Myth: Organic and free-range eggs are better for you than standard eggs

Cracked: There are no nutritional differences between organic, free-range and standard eggs. The only nutritional differences in eggs come from those laid by hens with special-fed diets, such as omega-3 enriched eggs.


Myth: I can’t eat eggs if I have diabetes

Cracked: Diabetes Australia recommends people with diabetes follow the Australian Dietary Guidelines, which state “there do not appear to be any increased health risks with consumption of eggs.” Eggs should be eaten as part of a healthy, balanced diet.

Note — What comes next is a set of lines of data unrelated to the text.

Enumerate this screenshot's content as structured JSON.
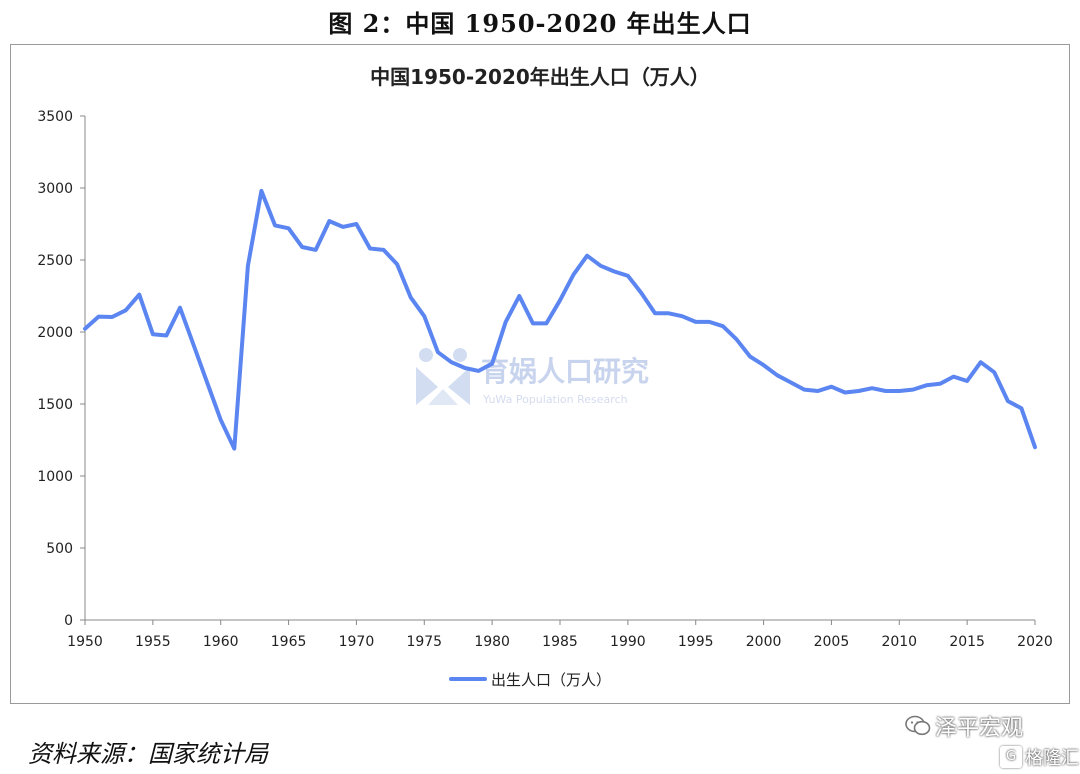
{
  "caption": "图 2：中国 1950-2020 年出生人口",
  "source": "资料来源：国家统计局",
  "watermark": {
    "title": "育娲人口研究",
    "subtitle": "YuWa Population Research"
  },
  "brand": {
    "zeping": "泽平宏观",
    "gelonghui": "格隆汇",
    "zeping_icon": "wechat-icon",
    "gelonghui_icon": "g-logo-icon"
  },
  "chart_data": {
    "type": "line",
    "title": "中国1950-2020年出生人口（万人）",
    "xlabel": "",
    "ylabel": "",
    "xlim": [
      1950,
      2020
    ],
    "ylim": [
      0,
      3500
    ],
    "y_ticks": [
      0,
      500,
      1000,
      1500,
      2000,
      2500,
      3000,
      3500
    ],
    "x_ticks": [
      1950,
      1955,
      1960,
      1965,
      1970,
      1975,
      1980,
      1985,
      1990,
      1995,
      2000,
      2005,
      2010,
      2015,
      2020
    ],
    "grid": false,
    "legend_position": "bottom",
    "line_color": "#5b85f0",
    "series": [
      {
        "name": "出生人口（万人）",
        "x": [
          1950,
          1951,
          1952,
          1953,
          1954,
          1955,
          1956,
          1957,
          1958,
          1959,
          1960,
          1961,
          1962,
          1963,
          1964,
          1965,
          1966,
          1967,
          1968,
          1969,
          1970,
          1971,
          1972,
          1973,
          1974,
          1975,
          1976,
          1977,
          1978,
          1979,
          1980,
          1981,
          1982,
          1983,
          1984,
          1985,
          1986,
          1987,
          1988,
          1989,
          1990,
          1991,
          1992,
          1993,
          1994,
          1995,
          1996,
          1997,
          1998,
          1999,
          2000,
          2001,
          2002,
          2003,
          2004,
          2005,
          2006,
          2007,
          2008,
          2009,
          2010,
          2011,
          2012,
          2013,
          2014,
          2015,
          2016,
          2017,
          2018,
          2019,
          2020
        ],
        "values": [
          2023,
          2107,
          2104,
          2151,
          2260,
          1984,
          1976,
          2169,
          1910,
          1650,
          1390,
          1190,
          2460,
          2980,
          2740,
          2720,
          2590,
          2570,
          2770,
          2730,
          2750,
          2580,
          2570,
          2470,
          2240,
          2110,
          1860,
          1790,
          1750,
          1730,
          1780,
          2070,
          2250,
          2060,
          2060,
          2220,
          2400,
          2530,
          2460,
          2420,
          2390,
          2270,
          2130,
          2130,
          2110,
          2070,
          2070,
          2040,
          1950,
          1830,
          1770,
          1700,
          1650,
          1600,
          1590,
          1620,
          1580,
          1590,
          1610,
          1590,
          1590,
          1600,
          1630,
          1640,
          1690,
          1660,
          1790,
          1720,
          1520,
          1470,
          1200
        ]
      }
    ]
  }
}
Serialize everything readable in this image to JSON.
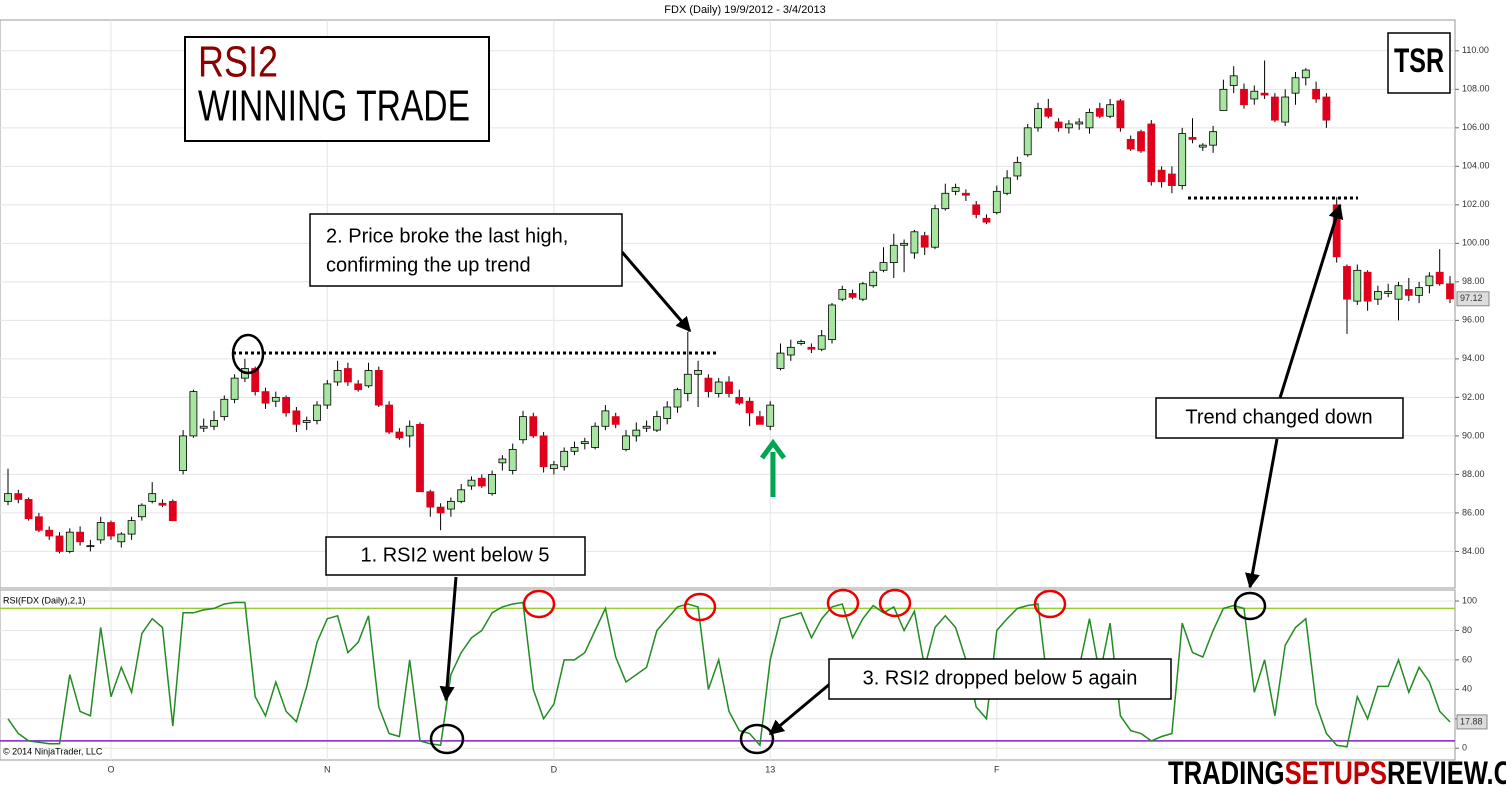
{
  "chart_data": [
    {
      "type": "candlestick",
      "title": "FDX (Daily)  19/9/2012 - 3/4/2013",
      "up_color": "#a6e6a0",
      "down_color": "#e0001b",
      "grid": true,
      "ylim": [
        82.1,
        111.6
      ],
      "yticks": [
        {
          "value": 84,
          "label": "84.00"
        },
        {
          "value": 86,
          "label": "86.00"
        },
        {
          "value": 88,
          "label": "88.00"
        },
        {
          "value": 90,
          "label": "90.00"
        },
        {
          "value": 92,
          "label": "92.00"
        },
        {
          "value": 94,
          "label": "94.00"
        },
        {
          "value": 96,
          "label": "96.00"
        },
        {
          "value": 98,
          "label": "98.00"
        },
        {
          "value": 100,
          "label": "100.00"
        },
        {
          "value": 102,
          "label": "102.00"
        },
        {
          "value": 104,
          "label": "104.00"
        },
        {
          "value": 106,
          "label": "106.00"
        },
        {
          "value": 108,
          "label": "108.00"
        },
        {
          "value": 110,
          "label": "110.00"
        }
      ],
      "ohlc": [
        [
          86.6,
          88.3,
          86.4,
          87.0
        ],
        [
          87.0,
          87.2,
          86.5,
          86.7
        ],
        [
          86.7,
          86.8,
          85.6,
          85.7
        ],
        [
          85.8,
          86.0,
          85.0,
          85.1
        ],
        [
          85.1,
          85.3,
          84.6,
          84.8
        ],
        [
          84.8,
          85.0,
          83.9,
          84.0
        ],
        [
          84.0,
          85.2,
          83.9,
          85.0
        ],
        [
          85.0,
          85.3,
          84.3,
          84.5
        ],
        [
          84.3,
          84.6,
          84.0,
          84.3
        ],
        [
          84.6,
          85.8,
          84.4,
          85.5
        ],
        [
          85.5,
          85.6,
          84.6,
          84.8
        ],
        [
          84.5,
          85.0,
          84.2,
          84.9
        ],
        [
          84.9,
          85.8,
          84.6,
          85.6
        ],
        [
          85.8,
          86.5,
          85.6,
          86.4
        ],
        [
          86.6,
          87.6,
          86.5,
          87.0
        ],
        [
          86.5,
          86.7,
          86.3,
          86.4
        ],
        [
          86.6,
          86.7,
          85.6,
          85.6
        ],
        [
          88.2,
          90.3,
          88.0,
          90.0
        ],
        [
          90.0,
          92.4,
          89.9,
          92.3
        ],
        [
          90.4,
          90.9,
          90.2,
          90.5
        ],
        [
          90.5,
          91.3,
          90.3,
          90.8
        ],
        [
          91.0,
          92.1,
          90.8,
          91.9
        ],
        [
          91.9,
          93.2,
          91.7,
          93.0
        ],
        [
          93.0,
          94.0,
          92.8,
          93.5
        ],
        [
          93.5,
          93.6,
          92.1,
          92.3
        ],
        [
          92.3,
          92.5,
          91.4,
          91.7
        ],
        [
          91.8,
          92.3,
          91.5,
          92.0
        ],
        [
          92.0,
          92.1,
          91.0,
          91.2
        ],
        [
          91.3,
          91.5,
          90.2,
          90.6
        ],
        [
          90.7,
          91.0,
          90.3,
          90.8
        ],
        [
          90.8,
          91.8,
          90.6,
          91.6
        ],
        [
          91.6,
          92.9,
          91.4,
          92.7
        ],
        [
          92.8,
          93.9,
          92.6,
          93.4
        ],
        [
          93.5,
          93.8,
          92.6,
          92.8
        ],
        [
          92.7,
          92.9,
          92.3,
          92.4
        ],
        [
          92.6,
          93.8,
          92.5,
          93.4
        ],
        [
          93.4,
          93.6,
          91.5,
          91.6
        ],
        [
          91.6,
          91.8,
          90.1,
          90.2
        ],
        [
          90.2,
          90.4,
          89.8,
          89.9
        ],
        [
          90.0,
          90.8,
          89.4,
          90.5
        ],
        [
          90.6,
          90.7,
          87.2,
          87.1
        ],
        [
          87.1,
          87.2,
          85.8,
          86.3
        ],
        [
          86.3,
          86.5,
          85.1,
          86.0
        ],
        [
          86.2,
          86.8,
          85.8,
          86.6
        ],
        [
          86.6,
          87.5,
          86.5,
          87.2
        ],
        [
          87.4,
          87.9,
          87.2,
          87.7
        ],
        [
          87.8,
          88.0,
          87.3,
          87.4
        ],
        [
          87.0,
          88.2,
          86.9,
          88.0
        ],
        [
          88.6,
          89.0,
          88.2,
          88.8
        ],
        [
          88.2,
          89.6,
          88.0,
          89.3
        ],
        [
          89.8,
          91.3,
          89.6,
          91.0
        ],
        [
          91.0,
          91.2,
          89.9,
          90.0
        ],
        [
          90.0,
          90.2,
          88.1,
          88.4
        ],
        [
          88.3,
          88.7,
          88.0,
          88.5
        ],
        [
          88.4,
          89.4,
          88.2,
          89.2
        ],
        [
          89.2,
          89.7,
          89.0,
          89.4
        ],
        [
          89.6,
          89.9,
          89.3,
          89.7
        ],
        [
          89.4,
          90.7,
          89.3,
          90.5
        ],
        [
          90.5,
          91.6,
          90.3,
          91.3
        ],
        [
          91.0,
          91.2,
          90.4,
          90.6
        ],
        [
          89.3,
          90.3,
          89.2,
          90.0
        ],
        [
          90.0,
          90.7,
          89.7,
          90.3
        ],
        [
          90.4,
          90.8,
          90.2,
          90.5
        ],
        [
          90.3,
          91.3,
          90.2,
          91.0
        ],
        [
          90.9,
          91.8,
          90.6,
          91.5
        ],
        [
          91.5,
          92.5,
          91.2,
          92.4
        ],
        [
          92.2,
          95.4,
          91.8,
          93.2
        ],
        [
          93.2,
          93.9,
          91.5,
          93.4
        ],
        [
          93.0,
          93.2,
          92.0,
          92.3
        ],
        [
          92.2,
          93.0,
          92.0,
          92.8
        ],
        [
          92.8,
          93.1,
          92.0,
          92.2
        ],
        [
          92.0,
          92.4,
          91.6,
          91.7
        ],
        [
          91.8,
          92.0,
          90.5,
          91.2
        ],
        [
          91.0,
          91.3,
          90.6,
          90.6
        ],
        [
          90.5,
          91.8,
          90.3,
          91.6
        ],
        [
          93.5,
          94.8,
          93.4,
          94.3
        ],
        [
          94.2,
          95.0,
          93.9,
          94.6
        ],
        [
          94.8,
          95.0,
          94.7,
          94.9
        ],
        [
          94.6,
          94.8,
          94.3,
          94.5
        ],
        [
          94.5,
          95.5,
          94.4,
          95.2
        ],
        [
          95.0,
          96.9,
          94.8,
          96.8
        ],
        [
          97.1,
          97.8,
          97.0,
          97.6
        ],
        [
          97.4,
          97.6,
          97.1,
          97.2
        ],
        [
          97.1,
          98.0,
          97.0,
          97.9
        ],
        [
          97.8,
          98.6,
          97.7,
          98.5
        ],
        [
          98.6,
          99.8,
          98.5,
          99.0
        ],
        [
          99.0,
          100.5,
          98.2,
          99.9
        ],
        [
          99.9,
          100.2,
          98.5,
          100.0
        ],
        [
          99.5,
          100.7,
          99.2,
          100.6
        ],
        [
          100.4,
          100.6,
          99.4,
          99.8
        ],
        [
          99.8,
          102.0,
          99.7,
          101.8
        ],
        [
          101.8,
          103.1,
          101.7,
          102.6
        ],
        [
          102.7,
          103.1,
          102.5,
          102.9
        ],
        [
          102.6,
          102.8,
          102.2,
          102.5
        ],
        [
          102.0,
          102.2,
          101.3,
          101.5
        ],
        [
          101.3,
          101.5,
          101.0,
          101.1
        ],
        [
          101.6,
          103.0,
          101.5,
          102.7
        ],
        [
          102.6,
          103.8,
          102.5,
          103.4
        ],
        [
          103.5,
          104.5,
          103.3,
          104.2
        ],
        [
          104.6,
          106.2,
          104.5,
          106.0
        ],
        [
          106.0,
          107.3,
          105.8,
          107.0
        ],
        [
          107.0,
          107.5,
          106.5,
          106.6
        ],
        [
          106.3,
          106.5,
          105.8,
          106.0
        ],
        [
          106.0,
          106.4,
          105.7,
          106.2
        ],
        [
          106.2,
          106.5,
          105.9,
          106.3
        ],
        [
          106.0,
          107.0,
          105.7,
          106.8
        ],
        [
          107.0,
          107.3,
          106.5,
          106.6
        ],
        [
          106.6,
          107.5,
          106.5,
          107.2
        ],
        [
          107.4,
          107.5,
          105.8,
          106.0
        ],
        [
          105.4,
          105.6,
          104.8,
          104.9
        ],
        [
          105.8,
          105.9,
          104.7,
          104.8
        ],
        [
          106.2,
          106.4,
          103.0,
          103.2
        ],
        [
          103.8,
          104.0,
          102.9,
          103.2
        ],
        [
          103.6,
          104.0,
          102.6,
          103.0
        ],
        [
          103.0,
          106.0,
          102.8,
          105.7
        ],
        [
          105.5,
          106.5,
          105.2,
          105.4
        ],
        [
          105.0,
          105.2,
          104.8,
          105.1
        ],
        [
          105.1,
          106.1,
          104.7,
          105.8
        ],
        [
          106.9,
          108.5,
          106.9,
          108.0
        ],
        [
          108.2,
          109.2,
          107.8,
          108.7
        ],
        [
          108.0,
          108.3,
          107.0,
          107.2
        ],
        [
          107.5,
          108.2,
          107.2,
          107.9
        ],
        [
          107.8,
          109.5,
          107.5,
          107.7
        ],
        [
          107.6,
          107.8,
          106.3,
          106.4
        ],
        [
          106.3,
          108.0,
          106.1,
          107.6
        ],
        [
          107.8,
          108.9,
          107.2,
          108.6
        ],
        [
          108.6,
          109.1,
          108.2,
          109.0
        ],
        [
          108.0,
          108.4,
          107.3,
          107.5
        ],
        [
          107.6,
          107.8,
          106.0,
          106.4
        ],
        [
          102.0,
          102.4,
          99.0,
          99.3
        ],
        [
          98.8,
          98.9,
          95.3,
          97.1
        ],
        [
          97.0,
          98.9,
          96.8,
          98.6
        ],
        [
          98.5,
          98.6,
          96.5,
          97.0
        ],
        [
          97.1,
          97.8,
          96.8,
          97.5
        ],
        [
          97.4,
          97.9,
          97.2,
          97.5
        ],
        [
          97.1,
          98.0,
          96.0,
          97.8
        ],
        [
          97.6,
          98.2,
          97.0,
          97.3
        ],
        [
          97.3,
          98.0,
          96.9,
          97.7
        ],
        [
          97.8,
          98.5,
          97.4,
          98.3
        ],
        [
          98.5,
          99.7,
          97.8,
          97.9
        ],
        [
          97.9,
          98.3,
          96.9,
          97.12
        ]
      ]
    },
    {
      "type": "line",
      "title": "RSI(FDX (Daily),2,1)",
      "color": "#228b22",
      "grid": true,
      "ylim": [
        -8,
        107.5
      ],
      "yticks": [
        0,
        20,
        40,
        60,
        80,
        100
      ],
      "levels": [
        95,
        5
      ],
      "level_colors": [
        "#9acd32",
        "#7f1fd0"
      ],
      "categories": [
        null,
        null,
        null,
        null,
        null,
        null,
        null,
        null,
        null,
        null,
        "O",
        null,
        null,
        null,
        null,
        null,
        null,
        null,
        null,
        null,
        null,
        null,
        null,
        null,
        null,
        null,
        null,
        null,
        null,
        null,
        null,
        "N",
        null,
        null,
        null,
        null,
        null,
        null,
        null,
        null,
        null,
        null,
        null,
        null,
        null,
        null,
        null,
        null,
        null,
        null,
        null,
        null,
        null,
        "D",
        null,
        null,
        null,
        null,
        null,
        null,
        null,
        null,
        null,
        null,
        null,
        null,
        null,
        null,
        null,
        null,
        null,
        null,
        null,
        null,
        "13",
        null,
        null,
        null,
        null,
        null,
        null,
        null,
        null,
        null,
        null,
        null,
        null,
        null,
        null,
        null,
        null,
        null,
        null,
        null,
        null,
        null,
        "F",
        null,
        null,
        null,
        null,
        null,
        null,
        null,
        null,
        null,
        null,
        null,
        null,
        null,
        null,
        null,
        null,
        null,
        null,
        null,
        null,
        null,
        null,
        null,
        null,
        null,
        null,
        null,
        null,
        null,
        null,
        null,
        null,
        null,
        null,
        null,
        null,
        null,
        null,
        null,
        null,
        null,
        null,
        null,
        null
      ],
      "values": [
        20,
        10,
        5,
        4,
        3,
        3,
        50,
        25,
        22,
        82,
        35,
        55,
        38,
        78,
        88,
        82,
        15,
        92,
        92,
        94,
        95,
        98,
        99,
        99,
        35,
        22,
        45,
        25,
        18,
        42,
        72,
        88,
        90,
        65,
        72,
        90,
        28,
        10,
        8,
        60,
        5,
        3,
        2,
        50,
        65,
        75,
        80,
        92,
        96,
        98,
        99,
        40,
        20,
        30,
        60,
        60,
        65,
        80,
        95,
        62,
        45,
        50,
        55,
        80,
        88,
        96,
        98,
        96,
        40,
        60,
        25,
        12,
        10,
        2,
        60,
        88,
        90,
        92,
        75,
        88,
        96,
        98,
        75,
        88,
        97,
        92,
        96,
        80,
        93,
        55,
        82,
        90,
        82,
        60,
        28,
        20,
        80,
        88,
        95,
        97,
        98,
        40,
        45,
        55,
        55,
        88,
        50,
        85,
        22,
        12,
        10,
        5,
        8,
        10,
        85,
        65,
        62,
        80,
        95,
        97,
        95,
        38,
        60,
        22,
        70,
        82,
        88,
        30,
        10,
        2,
        1,
        35,
        20,
        42,
        42,
        60,
        38,
        55,
        45,
        25,
        17.88
      ]
    }
  ],
  "annotations": {
    "headline": [
      "RSI2",
      "WINNING TRADE"
    ],
    "logo": "TSR",
    "note_2": [
      "2. Price broke the last high,",
      "confirming the up trend"
    ],
    "note_1": "1. RSI2 went below 5",
    "note_3": "3. RSI2 dropped below 5 again",
    "note_trend": "Trend changed down",
    "copyright": "© 2014 NinjaTrader, LLC",
    "watermark": [
      "TRADING",
      "SETUPS",
      "REVIEW.COM"
    ]
  }
}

Myth: Older people and kids shouldn’t eat eggs every day

Cracked: Eggs are a good source of high-quality protein and contain 11 vitamins and minerals. This makes them an excellent choice for the different nutritional requirements of kids and those over 60 years of age.


Myth: Eating eggs every day is bad for my health

Cracked: The Australian Guide to Healthy Eating recommends daily inclusion of foods from the lean meat and poultry, fish, eggs, nuts and seeds, and legumes/beans food group. The amounts needed vary depending on age and gender but the most common recommendation is two and half serves daily; two large eggs (120g) is equal to one serve. Eggs are nutritious, cost-effective and delicious. The CSIRO and Professor Manny Noakes have found higher egg consumption is associated with having a better quality diet.